LinuxQuestions.org
Did you know LQ has a Linux Hardware Compatibility List?
Go Back   LinuxQuestions.org > Forums > Linux Forums > Linux - Software
User Name
Password
Linux - Software This forum is for Software issues.
Having a problem installing a new program? Want to know which application is best for the job? Post your question in this forum.

Notices

Reply
 
Search this Thread
Old 03-30-2011, 01:38 AM   #1
fang2415
Member
 
Registered: Jan 2007
Posts: 159

Rep: Reputation: 15
How do I tell wget not to follow links in a file?


I am using wget to mirror a site and I want to tell it not to follow links in a particular file.

To give an idea of the site architecture, suppose the site http://example.com has a page http://example.com/links1.html and another page http://example.com/links2.html. These pages contain links to many different directories on example.com, and both links pages contain links to each other. I want to download the links recursively from /links1.html only and not from /links2.html.

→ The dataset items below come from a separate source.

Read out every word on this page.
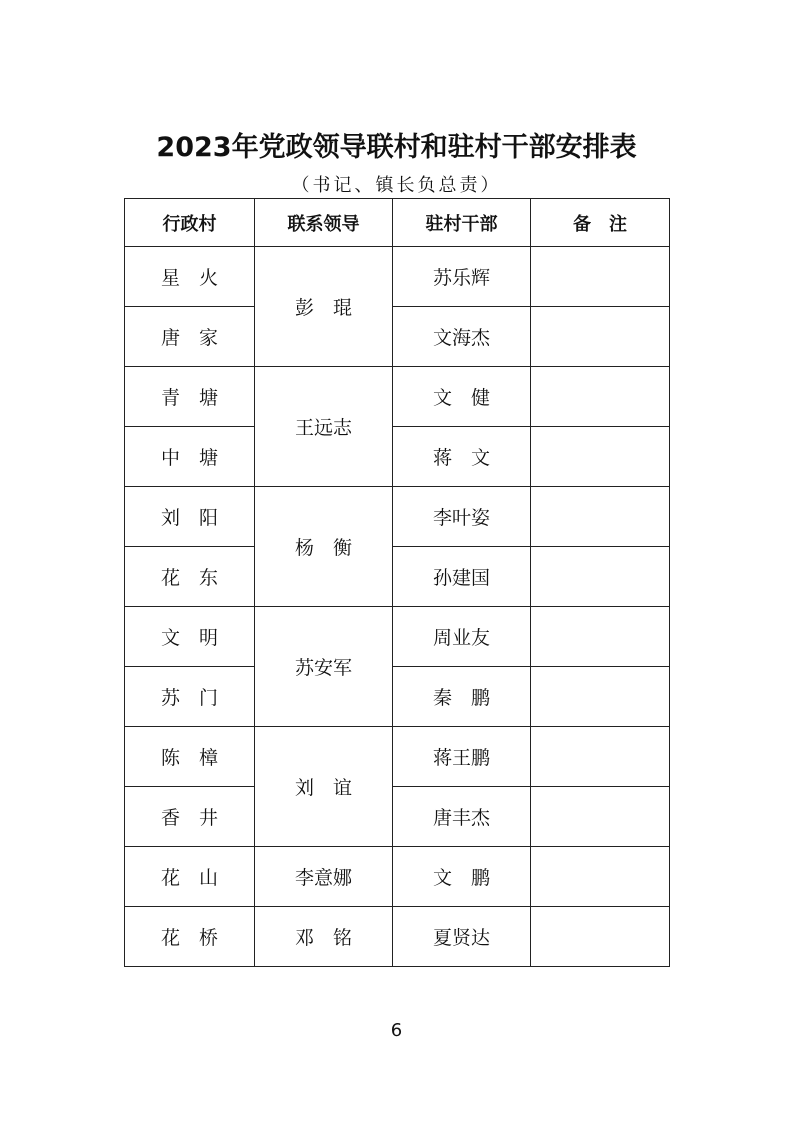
2023年党政领导联村和驻村干部安排表
（书记、镇长负总责）
行政村	联系领导	驻村干部	备　注
星　火	彭　琨	苏乐辉	
唐　家		文海杰	
青　塘	王远志	文　健	
中　塘		蒋　文	
刘　阳	杨　衡	李叶姿	
花　东		孙建国	
文　明	苏安军	周业友	
苏　门		秦　鹏	
陈　樟	刘　谊	蒋王鹏	
香　井		唐丰杰	
花　山	李意娜	文　鹏	
花　桥	邓　铭	夏贤达	
6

--exclude-directories won't work because links1 and links2 are in the same directory. --reject won't work because wget deletes the rejected page only after it has enqueued all the links on it. (!)

This seems like it should be trivially easy. How hard can it be to tell a downloader not to download a file? But I'm darned if I can find a solution.

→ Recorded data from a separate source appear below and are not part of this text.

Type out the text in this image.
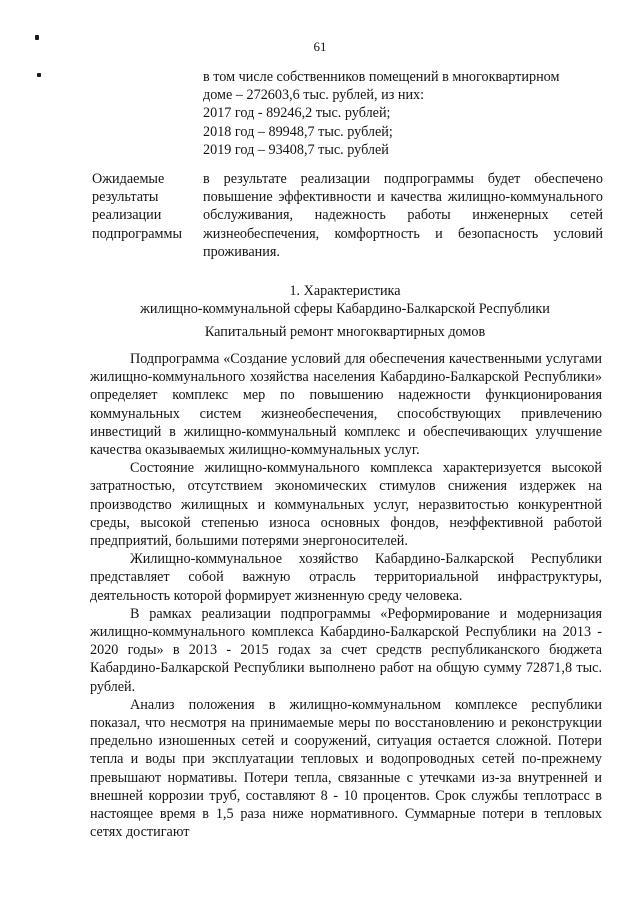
61
в том числе собственников помещений в многоквартирном
доме – 272603,6 тыс. рублей, из них:
2017 год - 89246,2 тыс. рублей;
2018 год – 89948,7 тыс. рублей;
2019 год – 93408,7 тыс. рублей
Ожидаемые
результаты
реализации
подпрограммы
в результате реализации подпрограммы будет обеспечено повышение эффективности и качества жилищно-коммунального обслуживания, надежность работы инженерных сетей жизнеобеспечения, комфортность и безопасность условий проживания.
1. Характеристика
жилищно-коммунальной сферы Кабардино-Балкарской Республики
Капитальный ремонт многоквартирных домов

Подпрограмма «Создание условий для обеспечения качественными услугами жилищно-коммунального хозяйства населения Кабардино-Балкарской Республики» определяет комплекс мер по повышению надежности функционирования коммунальных систем жизнеобеспечения, способствующих привлечению инвестиций в жилищно-коммунальный комплекс и обеспечивающих улучшение качества оказываемых жилищно-коммунальных услуг.

Состояние жилищно-коммунального комплекса характеризуется высокой затратностью, отсутствием экономических стимулов снижения издержек на производство жилищных и коммунальных услуг, неразвитостью конкурентной среды, высокой степенью износа основных фондов, неэффективной работой предприятий, большими потерями энергоносителей.

Жилищно-коммунальное хозяйство Кабардино-Балкарской Республики представляет собой важную отрасль территориальной инфраструктуры, деятельность которой формирует жизненную среду человека.

В рамках реализации подпрограммы «Реформирование и модернизация жилищно-коммунального комплекса Кабардино-Балкарской Республики на 2013 - 2020 годы» в 2013 - 2015 годах за счет средств республиканского бюджета Кабардино-Балкарской Республики выполнено работ на общую сумму 72871,8 тыс. рублей.

Анализ положения в жилищно-коммунальном комплексе республики показал, что несмотря на принимаемые меры по восстановлению и реконструкции предельно изношенных сетей и сооружений, ситуация остается сложной. Потери тепла и воды при эксплуатации тепловых и водопроводных сетей по-прежнему превышают нормативы. Потери тепла, связанные с утечками из-за внутренней и внешней коррозии труб, составляют 8 - 10 процентов. Срок службы теплотрасс в настоящее время в 1,5 раза ниже нормативного. Суммарные потери в тепловых сетях достигают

Can anybody suggest anything?
 
Old 03-30-2011, 03:29 AM   #2
16pide
Member
 
Registered: Jan 2010
Posts: 418

Rep: Reputation: 83
if links1.html links to links2.html and also to links3.html, then I see no way of requesting in one wget command to download links1.html and links2.html, but not links3.html

please clarify
 
Old 03-30-2011, 03:35 AM   #3
16pide
Member
 
Registered: Jan 2010
Posts: 418

Rep: Reputation: 83
looked at the wget man page, here is the extract of what I think is your solution:
Quote:
-r
--recursive
Turn on recursive retrieving.

-l depth
--level=depth
Specify recursion maximum depth level depth. The default maximum depth is 5.
 
Old 03-30-2011, 03:56 AM   #4
fang2415
Member
 
Registered: Jan 2007
Posts: 159

Original Poster
Rep: Reputation: 15
links1 contains links to a bunch of directories and to links2. I am already using -m (which is the same as -rl inf) to descend (infinitely) down the directories linked to in links1, but I don't want to follow any of the links contained in links2. So I want to say "Download links1 and follow all of its links, but do not download or follow links from links2".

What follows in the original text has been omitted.